A ce point de l'histoire, la charge sociale aussi lourde qu'un passé de remords, édulcorée d'un avenir tracé par un ange à la sortie d'une beuverie, endeuilla la lucidité du prédateur. Acculé dans sa tanière, le coeur déconfit, l'amertume des larmes dans la bouche, la liste des actions déraisonnables émergèrent en feux d'artifice.

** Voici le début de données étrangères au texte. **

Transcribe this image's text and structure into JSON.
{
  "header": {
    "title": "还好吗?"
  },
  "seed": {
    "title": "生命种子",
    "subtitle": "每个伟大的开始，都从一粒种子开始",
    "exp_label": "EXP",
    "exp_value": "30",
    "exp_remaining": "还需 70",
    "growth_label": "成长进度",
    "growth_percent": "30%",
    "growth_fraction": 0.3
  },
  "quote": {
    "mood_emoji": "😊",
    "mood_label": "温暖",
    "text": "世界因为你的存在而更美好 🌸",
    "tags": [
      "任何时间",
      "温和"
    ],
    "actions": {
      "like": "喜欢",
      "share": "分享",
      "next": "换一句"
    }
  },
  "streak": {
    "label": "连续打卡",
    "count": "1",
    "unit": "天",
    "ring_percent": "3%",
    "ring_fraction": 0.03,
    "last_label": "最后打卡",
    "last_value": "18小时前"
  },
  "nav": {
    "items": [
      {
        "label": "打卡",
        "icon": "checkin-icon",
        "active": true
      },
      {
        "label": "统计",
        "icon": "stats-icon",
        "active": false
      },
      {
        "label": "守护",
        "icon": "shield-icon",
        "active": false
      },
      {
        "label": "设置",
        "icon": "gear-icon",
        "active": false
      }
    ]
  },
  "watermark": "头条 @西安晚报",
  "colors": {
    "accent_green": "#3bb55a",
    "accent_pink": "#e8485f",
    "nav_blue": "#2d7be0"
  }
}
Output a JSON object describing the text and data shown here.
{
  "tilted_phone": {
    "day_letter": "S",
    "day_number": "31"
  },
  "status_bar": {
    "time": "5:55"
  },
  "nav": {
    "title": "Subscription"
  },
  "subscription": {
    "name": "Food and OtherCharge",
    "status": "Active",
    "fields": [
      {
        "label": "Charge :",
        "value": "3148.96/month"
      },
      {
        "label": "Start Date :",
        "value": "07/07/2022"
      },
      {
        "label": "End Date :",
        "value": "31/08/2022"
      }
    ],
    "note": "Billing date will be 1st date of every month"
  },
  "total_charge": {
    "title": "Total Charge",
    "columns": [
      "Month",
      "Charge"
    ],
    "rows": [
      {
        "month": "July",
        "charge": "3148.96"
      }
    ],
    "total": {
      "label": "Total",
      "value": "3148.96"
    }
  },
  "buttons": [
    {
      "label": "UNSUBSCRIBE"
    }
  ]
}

En ce matin de pluie battant le pavé, revêtu de sa plus belle salopette, le grand méchant loup au cœur d'artichaut descendit la cage d'escalier sous les yeux émerveillés du fan club. 
Dehors, remontant le sentier balisé sous le regard amusé des rondeurs, il se dirigeait vers le repaire du Scylla. Le petit chaperon rouge le suivait au plus près de ses peurs s'agrippant au grillage et pleurant son désarroi. 
Arrivé au quartier félon, un premier chien-loup fit barrage, mais Canis lupus est né dans l'imagination des plus fous et de ses canines rasoirs trancha net la carotide. Rien ne l'arrêtera dans sa quête du Ravaillac meurtrier, ni la profonde morsure lui arrachant un morceau de la cuisse, ni le bâton défonceur de son omoplate. 
Scylla démuni de devoir faire face à son adversaire, tomba sous le poids de la bête haineuse, qui lui arrachait le cœur du poitrail. 
Œil pour dent, un à un la meute des chiens déferla et fit tant et si bien qu'à la fin la belle vit disparaitre son bienveillant.

En cette fin de matinée, le soleil faisait timidement son apparition.

Dans la grande plaine entourant la citée, le vent dans les herbes imitait le bruit du loup qui s'en allait à pas feutrés.